All worthy, facet grade, gemmy hauyne is found only in the ashes and pumice layers which cover the Laacher Lake region (Eifel Mountains / Germany) in thick layers.
The best resources are located in the surroundings of the towns of Mendig and Nickenich (see map). Although small hauyne can still be found everywhere in the Laacher Lake region, only a few pits remain where one can find better gemstones. Because of the potential dangers in a pit a search permission of the owner is required.
The best source for hauyne is the commercial pit "In den Dellen" near Nickenich town. Here all shades of hauyne's blue can be found, up to that incredible find of a facetable 5 ct stone.
* Photo by kind permission of Peter Kohorst, finder of this stone and ©.


Although hauyne's type locality is the Mount Somma / Vesuvius in Italy, the location of real gemmy, vitreous hauyne is attributed to the neon-blue stones from the Eifel mountains in Germany. International sources state that hauyne can be found also in white, gray, yellow, violet, green or red. If such a color would appear, it would be extremely rare, and we would be delighted to show a photo. Hauyne in pumice is usually lighter and smaller (1 - 2 mm) than hauyne in basaltic lapilli which is darker and usually larger (< 5 mm). The most sought-after color is an electric, perfect blue, not too light and not too dark.

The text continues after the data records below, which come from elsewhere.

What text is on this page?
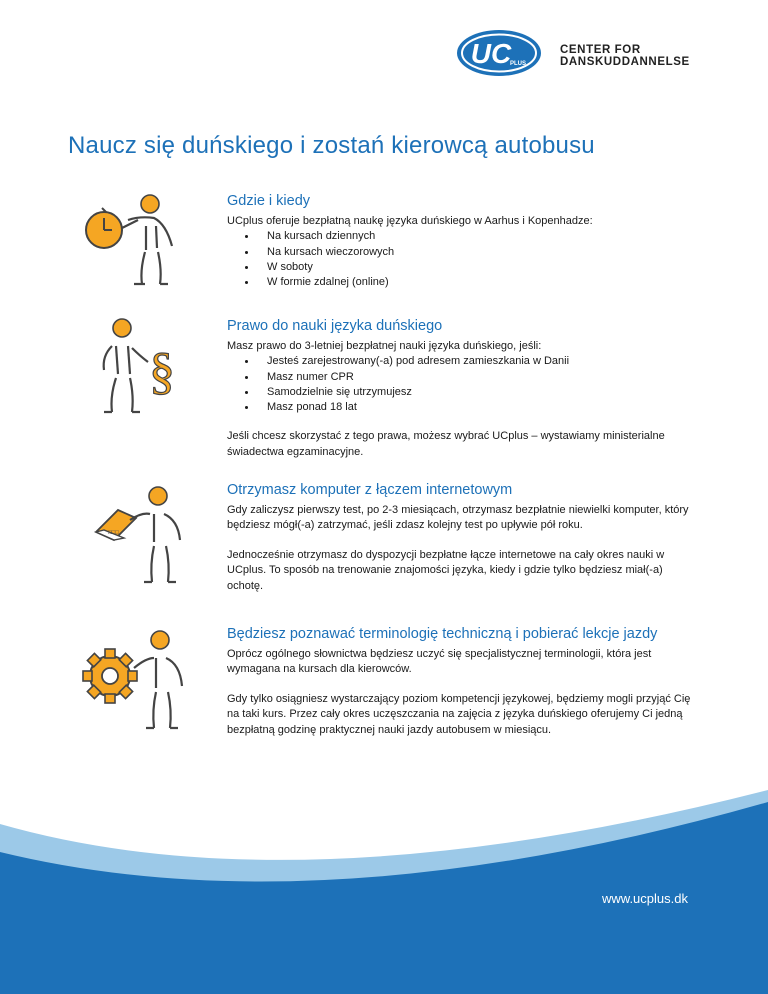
UC
PLUS
CENTER FOR DANSKUDDANNELSE
Naucz się duńskiego i zostań kierowcą autobusu
Gdzie i kiedy

UCplus oferuje bezpłatną naukę języka duńskiego w Aarhus i Kopenhadze:

• Na kursach dziennych
• Na kursach wieczorowych
• W soboty
• W formie zdalnej (online)
§
Prawo do nauki języka duńskiego

Masz prawo do 3-letniej bezpłatnej nauki języka duńskiego, jeśli:

• Jesteś zarejestrowany(-a) pod adresem zamieszkania w Danii
• Masz numer CPR
• Samodzielnie się utrzymujesz
• Masz ponad 18 lat

Jeśli chcesz skorzystać z tego prawa, możesz wybrać UCplus – wystawiamy ministerialne świadectwa egzaminacyjne.

□□□
Otrzymasz komputer z łączem internetowym

Gdy zaliczysz pierwszy test, po 2-3 miesiącach, otrzymasz bezpłatnie niewielki komputer, który będziesz mógł(-a) zatrzymać, jeśli zdasz kolejny test po upływie pół roku.

Jednocześnie otrzymasz do dyspozycji bezpłatne łącze internetowe na cały okres nauki w UCplus. To sposób na trenowanie znajomości języka, kiedy i gdzie tylko będziesz miał(-a) ochotę.

Będziesz poznawać terminologię techniczną i pobierać lekcje jazdy

Oprócz ogólnego słownictwa będziesz uczyć się specjalistycznej terminologii, która jest wymagana na kursach dla kierowców.

Gdy tylko osiągniesz wystarczający poziom kompetencji językowej, będziemy mogli przyjąć Cię na taki kurs. Przez cały okres uczęszczania na zajęcia z języka duńskiego oferujemy Ci jedną bezpłatną godzinę praktycznej nauki jazdy autobusem w miesiącu.

www.ucplus.dk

Usually hauyne crystals are found as very small (approximately 1 - 2 mm) pieces, and crystals over 5 mm are extremely difficult to obtain. Specimens from the Eifel mountains are amorphous but often gem grade grains. Hauyne rarely occurs as individual crystals. Usually they are typically grown together with other minerals.

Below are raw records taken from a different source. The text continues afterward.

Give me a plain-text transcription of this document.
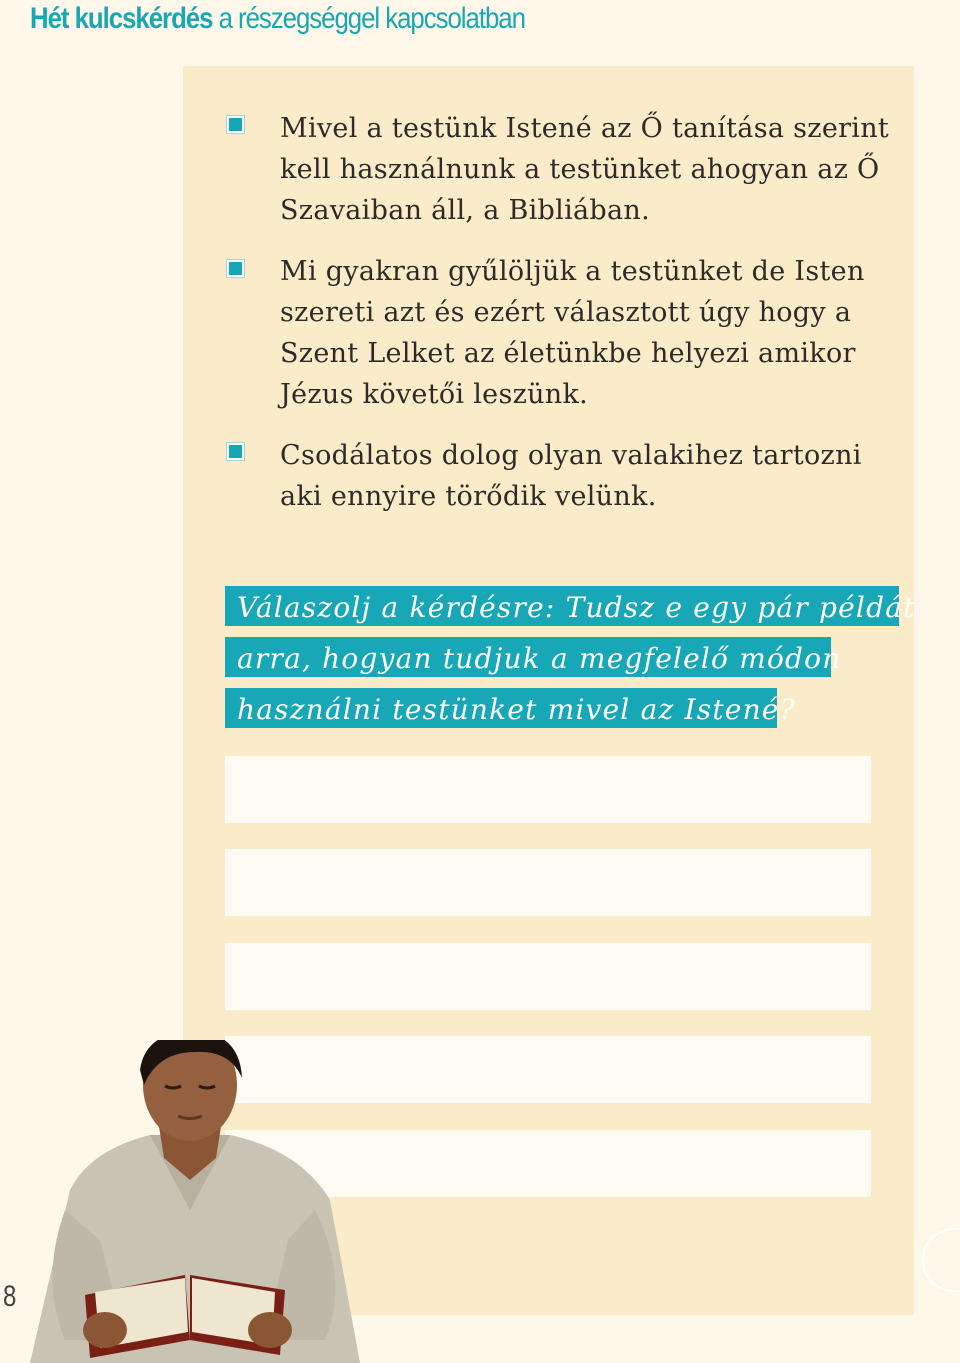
Hét kulcskérdés a részegséggel kapcsolatban
Mivel a testünk Istené az Ő tanítása szerint kell használnunk a testünket ahogyan az Ő Szavaiban áll, a Bibliában.
Mi gyakran gyűlöljük a testünket de Isten szereti azt és ezért választott úgy hogy a Szent Lelket az életünkbe helyezi amikor Jézus követői leszünk.
Csodálatos dolog olyan valakihez tartozni aki ennyire törődik velünk.
Válaszolj a kérdésre: Tudsz e egy pár példát
arra, hogyan tudjuk a megfelelő módon
használni testünket mivel az Istené?
8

Hauyne crystals can be opaque to transparent. Of course the best qualities are transparent. The less inclusions the better. Incredibly high prices per carat are paid for neon-blue, clean and large stones. Hauyne crystals are very difficult to facet because of its three-directional perfect cleavage. Its fragility and size limitations cause the high value of a larger, clean, faceted hauyne. Today clean, faceted hauyne is as expensive as the most valuable other gemstones.
Its value will surely increase because the few German pits will not exist for a longer time, and hauyne will become something like a "relic". The main reason is that more and more old Eifel Mountains volcanoes will be included in German nature reserves.